Denn mit seiner Musik transzendiert Alleinkomponist Robert Andersson alle Death-Metal-Konventionen. Selbst für Genre-Kenner ist auf der neuen Platte des Skandinaviers nichts vorhersehbar. Alle Strukturen sind im ständigen Fluss. Wer sich als Hörer in den Klängen treiben lässt, findet sich schließlich in einem entrückten Geisteszustand wieder. „The Eternal Resonance“ hat eine beinahe psychedelische Wirkung, ist eine Art Traumspiel mit den Mitteln des Death Metal. Der perfekte Soundtrack also, um sich in einer Stunde der Muse aus dem unwirklichen Zustand der Isolation hinaus in noch viel entrücktere Sphären zu katapultieren.

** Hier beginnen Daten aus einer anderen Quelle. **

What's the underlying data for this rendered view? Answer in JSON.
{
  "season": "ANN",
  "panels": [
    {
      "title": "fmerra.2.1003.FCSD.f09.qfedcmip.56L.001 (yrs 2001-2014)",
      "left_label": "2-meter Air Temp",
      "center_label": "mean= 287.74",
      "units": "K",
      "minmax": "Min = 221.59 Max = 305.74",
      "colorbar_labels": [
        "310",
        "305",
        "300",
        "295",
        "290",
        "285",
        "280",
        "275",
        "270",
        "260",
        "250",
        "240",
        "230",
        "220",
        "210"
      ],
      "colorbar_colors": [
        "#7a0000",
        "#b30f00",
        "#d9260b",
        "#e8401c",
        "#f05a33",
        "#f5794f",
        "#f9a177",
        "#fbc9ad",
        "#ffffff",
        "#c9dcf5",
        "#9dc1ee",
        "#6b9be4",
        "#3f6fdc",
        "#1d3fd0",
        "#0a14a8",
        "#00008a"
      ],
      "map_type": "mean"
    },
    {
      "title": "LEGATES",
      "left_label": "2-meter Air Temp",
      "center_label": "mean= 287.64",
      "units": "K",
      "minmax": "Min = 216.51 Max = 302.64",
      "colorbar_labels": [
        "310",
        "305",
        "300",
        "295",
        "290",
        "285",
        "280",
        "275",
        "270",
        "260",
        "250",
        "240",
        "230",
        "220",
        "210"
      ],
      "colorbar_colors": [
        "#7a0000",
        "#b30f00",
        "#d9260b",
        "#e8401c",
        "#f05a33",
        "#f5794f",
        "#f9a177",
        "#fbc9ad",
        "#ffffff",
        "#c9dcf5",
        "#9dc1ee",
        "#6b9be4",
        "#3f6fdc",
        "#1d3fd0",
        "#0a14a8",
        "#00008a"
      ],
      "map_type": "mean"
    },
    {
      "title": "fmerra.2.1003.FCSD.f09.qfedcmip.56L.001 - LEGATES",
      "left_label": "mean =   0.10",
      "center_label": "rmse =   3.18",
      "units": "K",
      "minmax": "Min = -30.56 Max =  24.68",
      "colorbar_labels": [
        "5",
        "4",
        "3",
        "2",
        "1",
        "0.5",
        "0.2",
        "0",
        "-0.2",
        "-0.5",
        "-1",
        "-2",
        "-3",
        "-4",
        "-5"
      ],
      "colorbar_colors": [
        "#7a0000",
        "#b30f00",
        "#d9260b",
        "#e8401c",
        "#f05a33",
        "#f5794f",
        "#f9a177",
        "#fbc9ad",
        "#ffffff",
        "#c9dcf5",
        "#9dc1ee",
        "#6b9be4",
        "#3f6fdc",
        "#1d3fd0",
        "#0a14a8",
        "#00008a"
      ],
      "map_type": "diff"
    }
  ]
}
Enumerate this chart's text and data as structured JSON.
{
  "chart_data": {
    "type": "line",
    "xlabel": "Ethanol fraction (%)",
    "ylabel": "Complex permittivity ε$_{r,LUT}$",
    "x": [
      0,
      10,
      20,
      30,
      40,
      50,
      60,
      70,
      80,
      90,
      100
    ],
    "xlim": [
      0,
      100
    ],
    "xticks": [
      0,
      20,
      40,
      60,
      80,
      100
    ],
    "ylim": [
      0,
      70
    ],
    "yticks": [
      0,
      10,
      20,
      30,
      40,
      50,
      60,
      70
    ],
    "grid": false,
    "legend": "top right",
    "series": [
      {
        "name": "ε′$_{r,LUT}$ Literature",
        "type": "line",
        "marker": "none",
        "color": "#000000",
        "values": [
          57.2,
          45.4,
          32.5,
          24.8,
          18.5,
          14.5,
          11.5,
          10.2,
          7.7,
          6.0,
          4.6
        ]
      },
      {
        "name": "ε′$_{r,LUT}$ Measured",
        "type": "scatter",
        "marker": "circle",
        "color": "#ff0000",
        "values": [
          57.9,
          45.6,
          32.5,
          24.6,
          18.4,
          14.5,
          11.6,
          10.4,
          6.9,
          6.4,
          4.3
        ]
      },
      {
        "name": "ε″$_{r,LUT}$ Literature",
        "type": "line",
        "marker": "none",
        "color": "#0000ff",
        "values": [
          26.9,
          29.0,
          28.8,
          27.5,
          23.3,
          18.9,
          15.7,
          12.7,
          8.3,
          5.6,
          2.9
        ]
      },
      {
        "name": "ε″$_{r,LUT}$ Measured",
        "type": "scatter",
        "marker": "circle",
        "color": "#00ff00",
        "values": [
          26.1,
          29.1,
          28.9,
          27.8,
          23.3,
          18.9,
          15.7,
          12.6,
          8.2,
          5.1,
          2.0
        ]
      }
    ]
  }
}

Andersson setzt damit an dem Punkt an, an dem seine Band Morbus Chron im Jahr 2015 in die Binsen ging – nicht ohne der Metal-Gemeinde im Vorjahr mit „Sweven“ einen modernen, höchst innovativen Meilenstein hinterlassen zu haben. Dass der Musiker nun sein neues Projekt nach dem Schwanengesang der Vorgängerformation benannt hat, ist ein Wink mit dem Zaunpfahl, der in die richtige Richtung weist.
„The Eternal Resonance“ entfernt sich noch weiter von den Death-Metal-Wurzeln, gibt ein weiteres Stück Härte zugunsten von Abwechslung und Vielfalt auf. Damit dringt der Skandinavier kompositorisch endgültig in schwindelerregende Höhen vor. Dem, der im Album-Kanon des Genres nach Brüdern im Geiste sucht, fallen progressive Werke ein, die offengeistigen Aficionados einen Kniefall abringen: „The Sound Of Perseverance“ von Death, „Words That Go Unspoken, Deeds That Go Undone“ von Akercocke, „Focus“ von Cynic, „Blackwater Park“ von Opeth sowie – neueren Datums – „Trance Of Death“ von Venenum. Anders als die genannten Klassiker löst sich „The Eternal Resonance“ jedoch endgültig von aller bleiernen Death-Metal-Schwere und klingt stattdessen leichtfüßig, luftig, fast schon fluffig. Passenderweise geht es auch in den sehnsuchtsvollen Lyrics ums Loslassen, um das Überwinden des Status quo und darum, wie sich das eigene Leben in ein sich stets wandelndes Ganzes einfügt.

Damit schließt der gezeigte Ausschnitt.